Dobry żart, ale z drugiej strony zawsze przyda mi się odrobina poczucia humoru
Ale wiesz co Zielele, on może mieć racje. Zwłaszcza osoby które są wykończone swoją pracą zawodową a nie mają czasu albo nie spina się im budżet na takie małe rozrywki, faktycznie mogę mu zazdrościć. Chłop ma 30 pare lat, nic nie robił całe życie a ostatecznie jakoś sobie żyje i wcale nie kompletnie beznadziejnie. Przynajmniej z jego perspektywy.
Ja tam np. nigdy się nie bawiłem żadnym dronem ale to raczej dlatego, że to mnie jakoś nie kręci. Za to mam kompletnie niepotrzebny zbiór większości replik piłek z mundialów i euro w XXI wieku, koszulki z nazwiskami ulubionych piłkarzy, sam kopie w klubie na najniższym poziomie co się wiąże z jakimiś tam małymi kosztami, z parę tysięcy poszło też na karnety na siłownie drugie tyle na własny sprzęt etc etc na steamie, gogu i EA app mam dużą kupę wstydu, wydaje sporo na podróże po świecie :D A z drugiej strony ojciec załamuje ręce, że nie zmienię swojego kilkunastoletniego volkswagena na coś nowszego a mi zwyczajnie szkoda na to kasy bo z 30-40 tys. musiałbym wydać.
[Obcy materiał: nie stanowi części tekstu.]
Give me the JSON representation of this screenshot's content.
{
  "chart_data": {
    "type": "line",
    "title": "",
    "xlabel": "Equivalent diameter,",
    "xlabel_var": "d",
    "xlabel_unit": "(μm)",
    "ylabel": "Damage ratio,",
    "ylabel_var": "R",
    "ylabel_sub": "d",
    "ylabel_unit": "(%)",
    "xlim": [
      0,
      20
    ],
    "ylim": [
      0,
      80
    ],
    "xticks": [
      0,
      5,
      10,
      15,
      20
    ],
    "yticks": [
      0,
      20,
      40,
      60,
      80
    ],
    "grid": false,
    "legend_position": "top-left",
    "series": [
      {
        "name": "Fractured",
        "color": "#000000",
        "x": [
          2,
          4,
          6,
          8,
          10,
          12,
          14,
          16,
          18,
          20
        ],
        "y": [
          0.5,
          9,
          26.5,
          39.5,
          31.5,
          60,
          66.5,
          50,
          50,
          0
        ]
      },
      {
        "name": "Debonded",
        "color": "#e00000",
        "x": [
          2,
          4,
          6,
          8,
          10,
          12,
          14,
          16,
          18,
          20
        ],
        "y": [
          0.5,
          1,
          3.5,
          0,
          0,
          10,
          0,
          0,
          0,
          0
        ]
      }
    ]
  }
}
Tak, że każdy wydaje na co chce z tym, że zakładanie takich wątków jest niejako wystawianiem się na pośmiewisko. Po co się chwalić tym, że się naciąga kolega na jakieś swoje zajawki? Serio nie stać go, żeby się chociaż odrpbine dołożyć czy coś? A jeśli nie to nie stać go żeby zostawić to dla siebie tylko się tym chwali jak jakimś życiowym sukcesem.
Jak przeczytałem pierwszy wpis pierwsza myśl "no nie, on na stówę trolluje"
Jak mu sprawia radość robienie z siebie pośmiewiska to niech może zainwestuje w kamery i zrobi ze swojego domu zoo jak pewien prezydent z białegostoku.